— А как же! Попытается, непременно попытается! — все больше воодушевляясь, продолжал старик. — Последняя попытка. И если удастся, то ему ничего больше делать не надо. Понимаете — НИЧЕГО.
Я понимал. Меня трясло от понимания.
— Не поздно еще, не опоздали?
— Будем надеяться.
— Вы еще Ольге, Ольге скажите. Пусть она тоже... И в подвал, в подвал чтоб спустилась, там ждет.
Я ушел от Долина в половине седьмого вечера. В семь был дома. Через час — значит, в восемь, — позвонила Ольга. В голосе слезы. Отца только что увезли в госпиталь. Прямо с работы. Сердечный приступ, похоже, инфаркт.
— Приезжай, если можешь. Я уже еду.
Первое, что я подумал: это из-за меня. Накрутил, идиот, старику нервы, довел. Если и не из-за меня, то все равно идиот. Надо было заметить, в каком он состоянии, и погнать к врачу, не оставлять одного. Много еще что лезло в голову, и кругом был виноват я.

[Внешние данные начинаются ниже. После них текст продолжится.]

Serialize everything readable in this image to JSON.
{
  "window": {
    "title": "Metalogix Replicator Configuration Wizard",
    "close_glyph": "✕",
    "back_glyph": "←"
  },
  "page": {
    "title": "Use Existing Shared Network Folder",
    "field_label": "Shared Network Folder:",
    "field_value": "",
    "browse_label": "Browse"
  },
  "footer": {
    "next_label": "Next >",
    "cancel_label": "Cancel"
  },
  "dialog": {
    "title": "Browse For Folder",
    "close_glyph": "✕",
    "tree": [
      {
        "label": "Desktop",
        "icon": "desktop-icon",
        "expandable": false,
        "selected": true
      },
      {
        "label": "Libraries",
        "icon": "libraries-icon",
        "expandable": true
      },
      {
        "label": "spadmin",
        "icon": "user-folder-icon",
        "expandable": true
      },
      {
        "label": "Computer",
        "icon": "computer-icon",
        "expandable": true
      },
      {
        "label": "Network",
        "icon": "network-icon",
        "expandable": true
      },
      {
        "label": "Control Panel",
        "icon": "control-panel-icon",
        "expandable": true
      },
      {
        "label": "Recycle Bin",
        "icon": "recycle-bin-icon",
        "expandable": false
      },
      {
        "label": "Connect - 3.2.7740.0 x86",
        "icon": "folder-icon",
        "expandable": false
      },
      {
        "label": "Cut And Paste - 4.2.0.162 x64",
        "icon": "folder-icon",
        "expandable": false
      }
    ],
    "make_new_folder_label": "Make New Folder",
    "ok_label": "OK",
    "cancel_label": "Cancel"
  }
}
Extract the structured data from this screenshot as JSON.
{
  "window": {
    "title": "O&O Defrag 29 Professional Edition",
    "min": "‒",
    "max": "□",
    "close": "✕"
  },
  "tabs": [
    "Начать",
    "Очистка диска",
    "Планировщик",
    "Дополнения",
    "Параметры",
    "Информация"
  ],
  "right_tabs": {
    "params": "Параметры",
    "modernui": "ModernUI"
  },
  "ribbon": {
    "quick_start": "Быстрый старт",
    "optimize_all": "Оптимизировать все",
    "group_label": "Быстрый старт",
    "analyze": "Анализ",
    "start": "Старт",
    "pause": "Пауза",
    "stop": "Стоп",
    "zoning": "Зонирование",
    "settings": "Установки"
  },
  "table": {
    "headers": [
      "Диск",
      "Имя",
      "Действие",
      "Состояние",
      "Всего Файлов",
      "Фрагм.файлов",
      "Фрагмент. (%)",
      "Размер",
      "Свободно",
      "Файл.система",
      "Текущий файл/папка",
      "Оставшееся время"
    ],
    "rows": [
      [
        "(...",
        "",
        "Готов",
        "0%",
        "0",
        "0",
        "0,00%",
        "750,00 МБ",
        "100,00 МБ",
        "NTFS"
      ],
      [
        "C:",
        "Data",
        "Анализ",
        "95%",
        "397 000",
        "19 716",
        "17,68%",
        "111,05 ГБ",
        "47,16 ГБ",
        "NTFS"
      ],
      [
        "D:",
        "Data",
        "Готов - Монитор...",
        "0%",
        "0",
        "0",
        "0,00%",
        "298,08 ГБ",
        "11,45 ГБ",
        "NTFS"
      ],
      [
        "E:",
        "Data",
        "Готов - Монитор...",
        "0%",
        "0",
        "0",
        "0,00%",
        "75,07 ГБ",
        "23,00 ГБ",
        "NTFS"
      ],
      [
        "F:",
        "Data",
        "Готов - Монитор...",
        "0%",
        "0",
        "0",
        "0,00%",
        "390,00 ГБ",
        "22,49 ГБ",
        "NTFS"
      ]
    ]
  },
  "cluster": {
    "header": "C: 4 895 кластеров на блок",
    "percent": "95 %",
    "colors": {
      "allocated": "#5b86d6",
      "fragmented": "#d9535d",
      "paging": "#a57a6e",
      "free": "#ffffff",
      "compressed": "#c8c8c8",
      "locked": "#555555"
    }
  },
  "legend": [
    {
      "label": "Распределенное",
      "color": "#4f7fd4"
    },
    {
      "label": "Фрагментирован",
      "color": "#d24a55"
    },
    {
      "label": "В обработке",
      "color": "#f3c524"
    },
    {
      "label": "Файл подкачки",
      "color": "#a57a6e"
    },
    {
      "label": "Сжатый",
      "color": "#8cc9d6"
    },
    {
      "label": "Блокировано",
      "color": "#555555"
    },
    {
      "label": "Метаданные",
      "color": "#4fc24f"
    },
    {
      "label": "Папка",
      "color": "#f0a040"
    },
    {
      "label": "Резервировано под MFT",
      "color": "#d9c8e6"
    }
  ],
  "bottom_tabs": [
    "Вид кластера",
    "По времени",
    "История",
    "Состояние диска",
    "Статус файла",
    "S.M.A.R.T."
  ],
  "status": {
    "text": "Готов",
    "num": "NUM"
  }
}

Оказалось — совсем другое.
Старика отхаживали в реанимационном отделении. К нему нас с Ольгой не пустили, да мы и не настаивали. Томились в приемном покое, ждали, когда появится кто-либо из медперсонала и скажет, что с ним. Однако пришла медсестра с двумя халатами для нас, пригласила пройти. На ходу объяснила: настоял больной, сам рвется к нам, хочет что-то сообщить. Говорит очень важное. Врачи уступили.
В палату мы с Ольгой вошли одновременно, вместе приблизились к кровати, стояли рядом. Но старик смотрел только на меня. Глазами попросил подойти поближе.

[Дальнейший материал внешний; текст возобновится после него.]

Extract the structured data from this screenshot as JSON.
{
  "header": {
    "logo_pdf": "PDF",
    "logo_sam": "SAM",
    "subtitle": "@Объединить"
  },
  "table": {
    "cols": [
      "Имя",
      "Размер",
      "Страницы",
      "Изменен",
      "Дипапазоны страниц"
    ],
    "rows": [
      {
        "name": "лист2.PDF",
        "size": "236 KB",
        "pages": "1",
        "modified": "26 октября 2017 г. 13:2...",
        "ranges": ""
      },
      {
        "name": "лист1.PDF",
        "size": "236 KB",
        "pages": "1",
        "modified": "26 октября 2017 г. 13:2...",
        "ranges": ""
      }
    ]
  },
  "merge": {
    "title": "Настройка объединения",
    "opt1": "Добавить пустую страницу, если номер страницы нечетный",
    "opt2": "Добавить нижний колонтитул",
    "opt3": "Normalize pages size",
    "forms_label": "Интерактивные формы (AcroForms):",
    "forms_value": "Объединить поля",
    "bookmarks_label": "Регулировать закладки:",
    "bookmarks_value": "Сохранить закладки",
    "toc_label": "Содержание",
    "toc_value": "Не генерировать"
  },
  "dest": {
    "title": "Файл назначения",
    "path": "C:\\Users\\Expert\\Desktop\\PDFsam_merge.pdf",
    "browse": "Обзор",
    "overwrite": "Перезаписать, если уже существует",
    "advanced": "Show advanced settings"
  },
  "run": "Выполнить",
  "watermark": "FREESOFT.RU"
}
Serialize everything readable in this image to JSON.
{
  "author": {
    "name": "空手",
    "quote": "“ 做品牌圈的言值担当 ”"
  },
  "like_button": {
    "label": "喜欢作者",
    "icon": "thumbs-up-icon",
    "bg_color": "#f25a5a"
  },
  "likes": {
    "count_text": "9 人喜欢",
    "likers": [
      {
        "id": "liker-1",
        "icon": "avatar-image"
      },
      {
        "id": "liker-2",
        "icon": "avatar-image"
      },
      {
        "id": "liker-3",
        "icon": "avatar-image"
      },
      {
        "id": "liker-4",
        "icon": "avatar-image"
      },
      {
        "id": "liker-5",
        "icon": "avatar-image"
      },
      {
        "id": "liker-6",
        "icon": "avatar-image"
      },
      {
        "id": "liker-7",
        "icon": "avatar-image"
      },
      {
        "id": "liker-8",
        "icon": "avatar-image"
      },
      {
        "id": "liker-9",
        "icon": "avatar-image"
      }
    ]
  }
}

— Федор... — прошептал едва слышно. — Все... Его уже нет. — Лицо исказилось гримасой боли.
Нас тут же выдворили из палаты.
— Что он сказал? — с тревогой спросила Ольга, когда мы вышли во двор госпиталя.
Не ответив, я побежал за ограду ловить такси. Через полчаса был уже в Космоцентре.
В те минуты я еще не верил, что произошло самое страшное. Надеялся, что Долин, сваленный сердечным приступом, увидел в этом дурной знак и запаниковал. Возможно и другое: от экспедиции наконец-то пришло известие — что-то там у них не ладится, а старик повернул на Федора, решил, что с ним беда. Так или иначе, но на радиокомплексе должны были знать, что именно приключилось, и я, промчавшись по лестницам и коридорам, ворвался в зал ЦП — центрального пульта.
Двое издыхающих от скуки операторов вытаращили на меня глаза: какое известие, если вторую неделю с кораблем нет связи?! «Ты что-то, парень, путаешь».
Не успокоившись, я позвонил дежурному по Космоцентру, затем поднял с постели Главного. Объяснить толком ничего не мог, уверял лишь со слов Долина: на корабле ЧП, и оно касается прежде всего полковника Севцова — возможно, его уже нет в живых. Меня терпеливо выслушивали, просили не волноваться. Главный даже пообещал что-то предпринять. И он действительно вскоре приехал, чтобы самому разобраться.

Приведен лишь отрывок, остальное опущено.